Principles of Neurodynamics
Rosenblatt's book Principles of Neurodynamics: Perceptrons and the Theory of Brain Mechanisms, published by Spartan Books in 1962, summarized his work on perceptrons at the time. The book was previously issued as an unclassified report No. 1196-G-8, on 1961 March 15, through the Defense Technical Information Center.
The book is divided into four parts. The first gives an historical review of alternative approaches to brain modeling, the physiological and psychological considerations, and the basic definitions and concepts of the perceptron approach. The second covers three-layer series-coupled perceptrons: the mathematical underpinnings, performance results in psychological experiments, and a variety of perceptron variations. The third covers multi-layer and cross-coupled perceptrons, and the fourth back-coupled perceptrons and problems for future study.
The cross-coupled perceptron machines are currently known as Hopfield networks. Rosenblatt proved some conditions under which it would settle into an equilibrium.

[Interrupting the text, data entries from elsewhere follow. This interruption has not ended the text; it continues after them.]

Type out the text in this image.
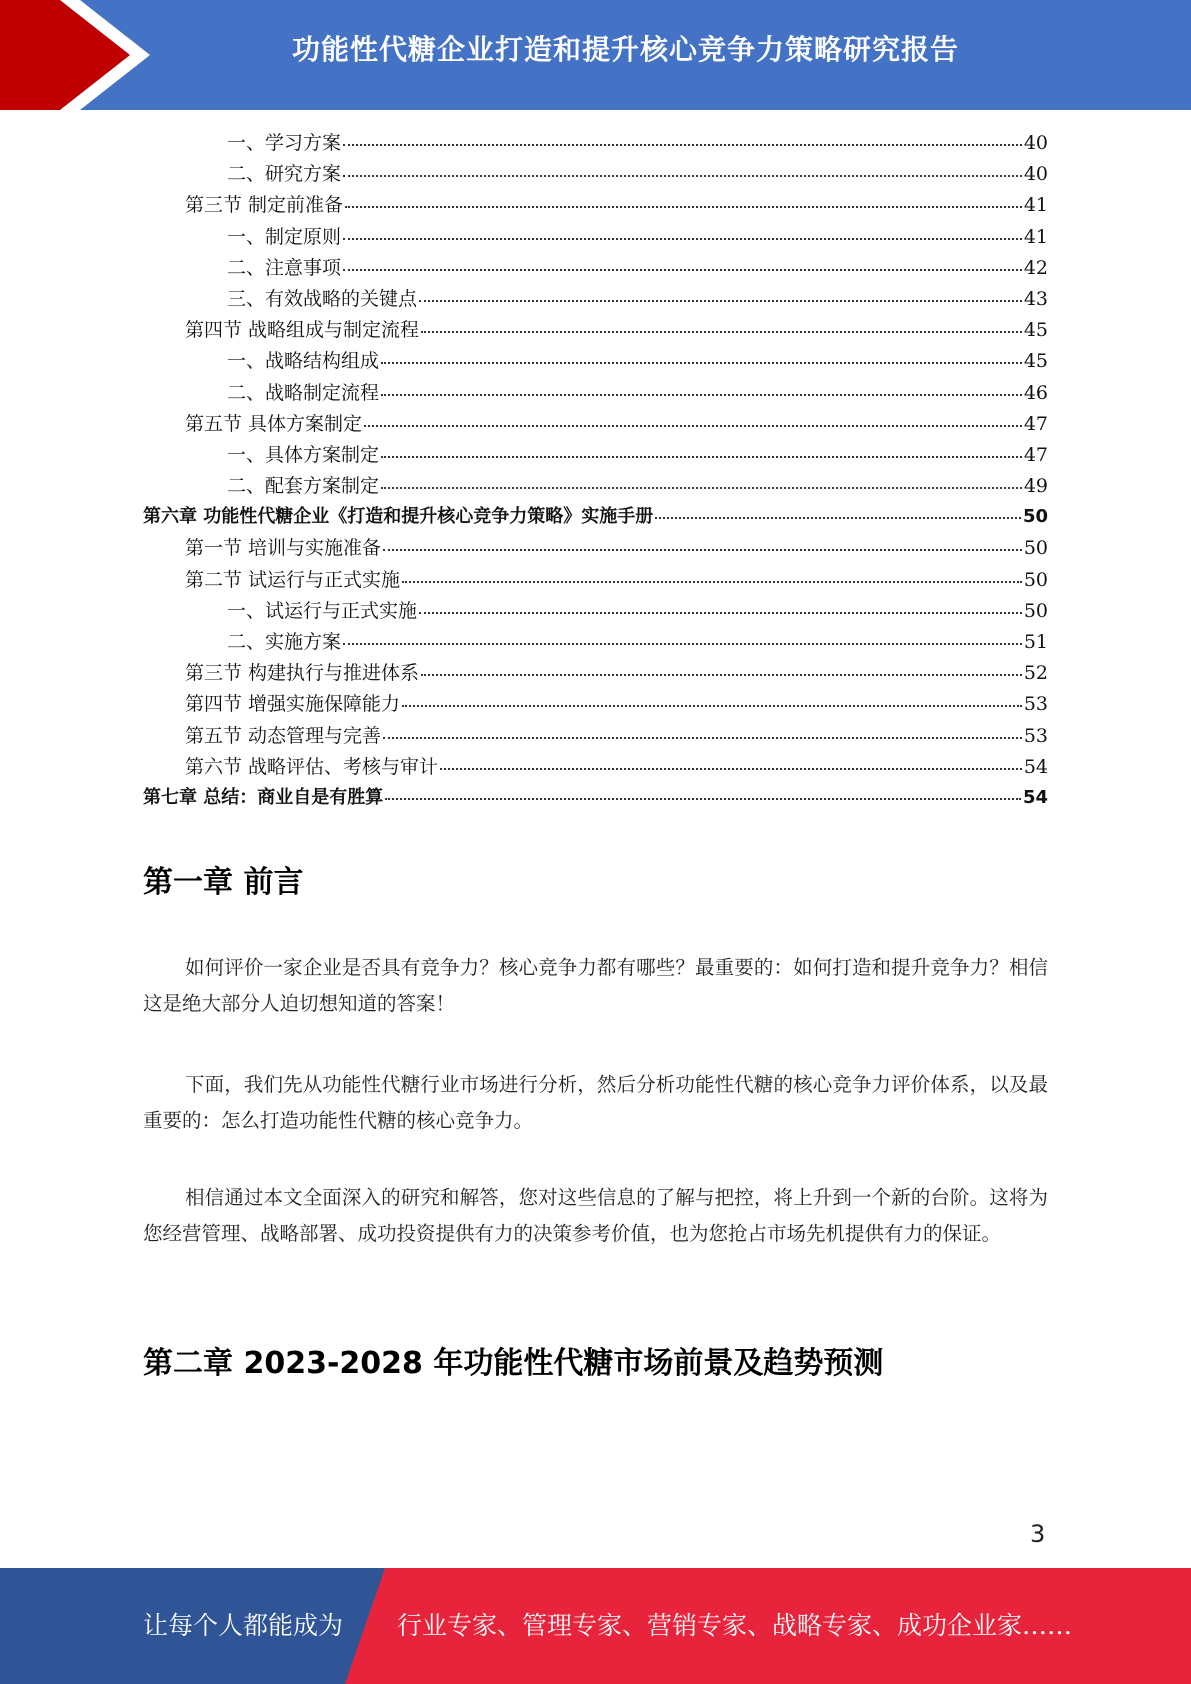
功能性代糖企业打造和提升核心竞争力策略研究报告
一、学习方案	40
二、研究方案	40
第三节 制定前准备	41
一、制定原则	41
二、注意事项	42
三、有效战略的关键点	43
第四节 战略组成与制定流程	45
一、战略结构组成	45
二、战略制定流程	46
第五节 具体方案制定	47
一、具体方案制定	47
二、配套方案制定	49
第六章 功能性代糖企业《打造和提升核心竞争力策略》实施手册	50
第一节 培训与实施准备	50
第二节 试运行与正式实施	50
一、试运行与正式实施	50
二、实施方案	51
第三节 构建执行与推进体系	52
第四节 增强实施保障能力	53
第五节 动态管理与完善	53
第六节 战略评估、考核与审计	54
第七章 总结：商业自是有胜算	54
第一章 前言
如何评价一家企业是否具有竞争力？核心竞争力都有哪些？最重要的：如何打造和提升竞争力？相信这是绝大部分人迫切想知道的答案！
下面，我们先从功能性代糖行业市场进行分析，然后分析功能性代糖的核心竞争力评价体系，以及最重要的：怎么打造功能性代糖的核心竞争力。
相信通过本文全面深入的研究和解答，您对这些信息的了解与把控，将上升到一个新的台阶。这将为您经营管理、战略部署、成功投资提供有力的决策参考价值，也为您抢占市场先机提供有力的保证。
第二章 2023-2028 年功能性代糖市场前景及趋势预测
3
让每个人都能成为 行业专家、管理专家、营销专家、战略专家、成功企业家……
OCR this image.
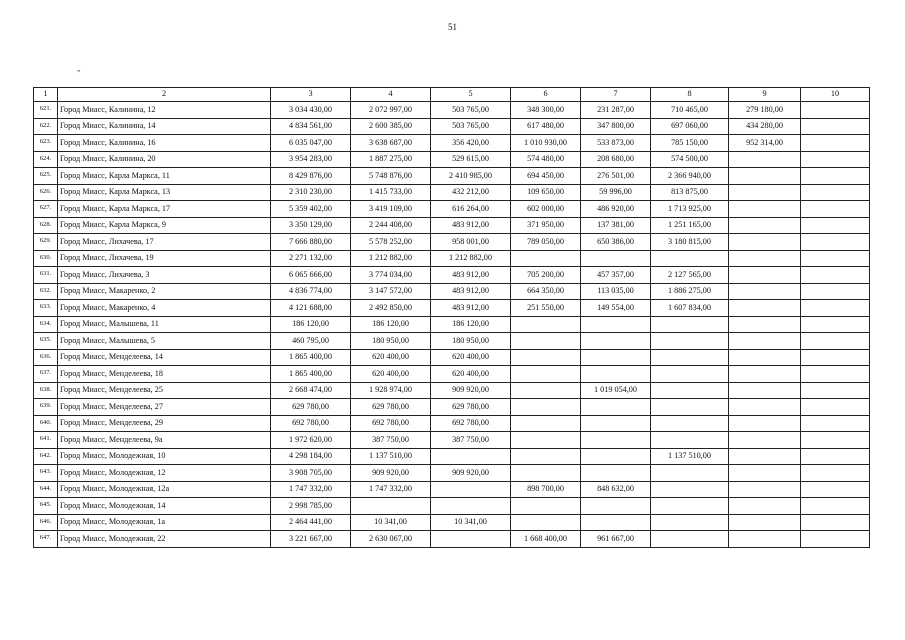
51
„
1	2	3	4	5	6	7	8	9	10
621.	Город Миасс, Калинина, 12	3 034 430,00	2 072 997,00	503 765,00	348 300,00	231 287,00	710 465,00	279 180,00	
622.	Город Миасс, Калинина, 14	4 834 561,00	2 600 385,00	503 765,00	617 480,00	347 800,00	697 060,00	434 280,00	
623.	Город Миасс, Калинина, 16	6 035 047,00	3 638 687,00	356 420,00	1 010 930,00	533 873,00	785 150,00	952 314,00	
624.	Город Миасс, Калинина, 20	3 954 283,00	1 887 275,00	529 615,00	574 480,00	208 680,00	574 500,00		
625.	Город Миасс, Карла Маркса, 11	8 429 876,00	5 748 876,00	2 410 985,00	694 450,00	276 501,00	2 366 940,00		
626.	Город Миасс, Карла Маркса, 13	2 310 230,00	1 415 733,00	432 212,00	109 650,00	59 996,00	813 875,00		
627.	Город Миасс, Карла Маркса, 17	5 359 402,00	3 419 109,00	616 264,00	602 000,00	486 920,00	1 713 925,00		
628.	Город Миасс, Карла Маркса, 9	3 350 129,00	2 244 408,00	483 912,00	371 950,00	137 381,00	1 251 165,00		
629.	Город Миасс, Лихачева, 17	7 666 880,00	5 578 252,00	958 001,00	789 050,00	650 386,00	3 180 815,00		
630.	Город Миасс, Лихачева, 19	2 271 132,00	1 212 882,00	1 212 882,00					
631.	Город Миасс, Лихачева, 3	6 065 666,00	3 774 034,00	483 912,00	705 200,00	457 357,00	2 127 565,00		
632.	Город Миасс, Макаренко, 2	4 836 774,00	3 147 572,00	483 912,00	664 350,00	113 035,00	1 886 275,00		
633.	Город Миасс, Макаренко, 4	4 121 688,00	2 492 850,00	483 912,00	251 550,00	149 554,00	1 607 834,00		
634.	Город Миасс, Малышева, 11	186 120,00	186 120,00	186 120,00					
635.	Город Миасс, Малышева, 5	460 795,00	180 950,00	180 950,00					
636.	Город Миасс, Менделеева, 14	1 865 400,00	620 400,00	620 400,00					
637.	Город Миасс, Менделеева, 18	1 865 400,00	620 400,00	620 400,00					
638.	Город Миасс, Менделеева, 25	2 668 474,00	1 928 974,00	909 920,00		1 019 054,00			
639.	Город Миасс, Менделеева, 27	629 780,00	629 780,00	629 780,00					
640.	Город Миасс, Менделеева, 29	692 780,00	692 780,00	692 780,00					
641.	Город Миасс, Менделеева, 9а	1 972 620,00	387 750,00	387 750,00					
642.	Город Миасс, Молодежная, 10	4 298 184,00	1 137 510,00				1 137 510,00		
643.	Город Миасс, Молодежная, 12	3 908 705,00	909 920,00	909 920,00					
644.	Город Миасс, Молодежная, 12а	1 747 332,00	1 747 332,00		898 700,00	848 632,00			
645.	Город Миасс, Молодежная, 14	2 998 785,00							
646.	Город Миасс, Молодежная, 1а	2 464 441,00	10 341,00	10 341,00					
647.	Город Миасс, Молодежная, 22	3 221 667,00	2 630 067,00		1 668 400,00	961 667,00			
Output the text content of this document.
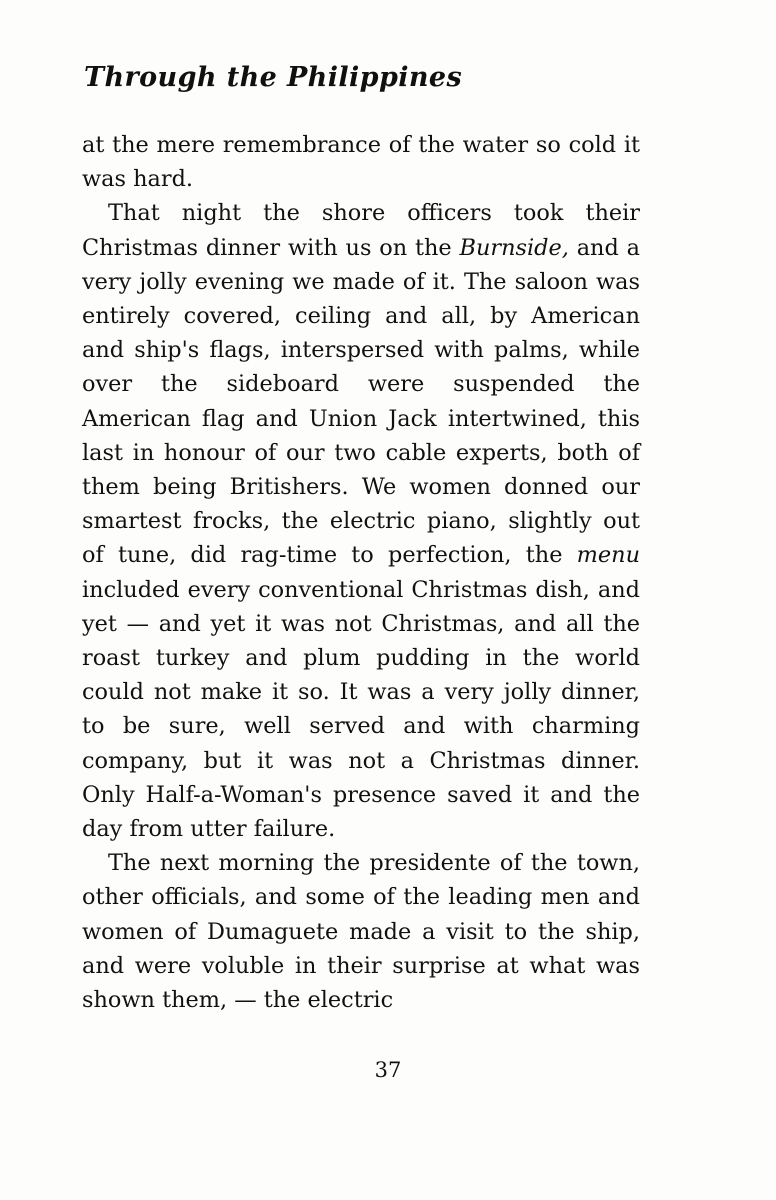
Through the Philippines

at the mere remembrance of the water so cold it was hard.

That night the shore officers took their Christmas dinner with us on the Burnside, and a very jolly evening we made of it. The saloon was entirely covered, ceiling and all, by American and ship's flags, interspersed with palms, while over the sideboard were suspended the American flag and Union Jack intertwined, this last in honour of our two cable experts, both of them being Britishers. We women donned our smartest frocks, the electric piano, slightly out of tune, did rag-time to perfection, the menu included every conventional Christmas dish, and yet — and yet it was not Christmas, and all the roast turkey and plum pudding in the world could not make it so. It was a very jolly dinner, to be sure, well served and with charming company, but it was not a Christmas dinner. Only Half-a-Woman's presence saved it and the day from utter failure.

The next morning the presidente of the town, other officials, and some of the leading men and women of Dumaguete made a visit to the ship, and were voluble in their surprise at what was shown them, — the electric

37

Rosenblatt used the book to teach an interdisciplinary course entitled "Theory of Brain Mechanisms" that drew students from Cornell's Engineering and Liberal Arts colleges.
Rat brain experiments
Beginning in 1963, Rosenblatt's interest turned to the theoretical explanation of memories, such as the question of how a human memory works over a lifetime. He designed and mathematically analyzed some neural network models of memory, but no convincing simulation experiment was conducted.Around the late 1960s, inspired by James V. McConnell's experiments with memory transfer in planarians, Rosenblatt began experiments within the Cornell Department of Entomology on the transfer of learned behavior via rat brain extracts. Rats were taught discrimination tasks such as Y-maze and two-lever Skinner box. Their brains were then extracted, and the extracts and their antibodies were injected into untrained rats that were subsequently tested in the discrimination tasks to determine whether or not there was behavior transfer from the trained to the untrained rats. Rosenblatt spent his last several years on this problem and showed convincingly that the initial reports of larger effects were wrong and that any memory transfer was at most very small. He also supervised some PhD students who investigated the role of DNA on memory.